= Miamitown bridge collapse =

On May 26, 1989, about 5:25 p.m. Eastern Daylight Time, a 140 ft section of the 556 ft Harrison Road (U.S. Route 52) temporary bridge over the Great Miami River in Miamitown, Ohio fell about 40 ft into the rain-swollen river when a pile bent collapsed due to damage from floating debris.

Several witnesses reported a car and a pickup truck fell into the river, however only the two occupants of the car were recovered, no other vehicles were found and no other persons were ever reported missing.

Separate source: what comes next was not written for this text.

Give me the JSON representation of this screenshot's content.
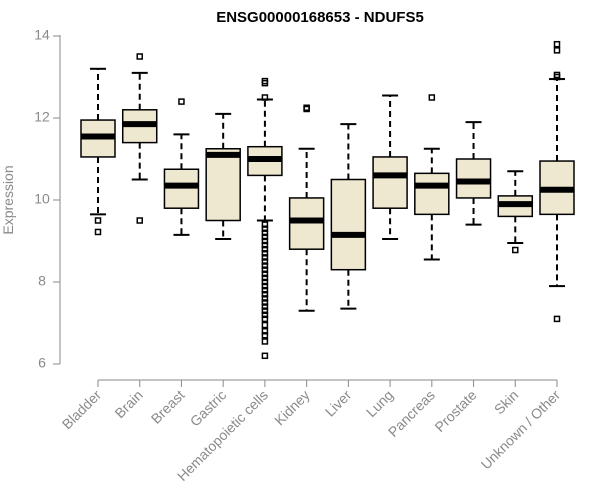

The National Transportation Safety Board determined that the probable cause of the temporary bridge collapse was the selection by the Hamilton County Engineer's Office of a design by the National Engineering and Contracting Company that did not consider lateral loads and the failure of the Hamilton County Engineer's Office to promptly close the bridge when it became subject to significant debris loading. Contributing to the cause of the collapse was the failure of the Hamilton County Engineer's Office to submit the bridge design plans to the Ohio Department of Transportation for review as required by state law.

The one-lane bridge was intended to carry U.S. 52 traffic while a replacement for the 93-year-old Miamitown Bridge was being built. It was a compromise between the engineer's office and nearby residents and merchants.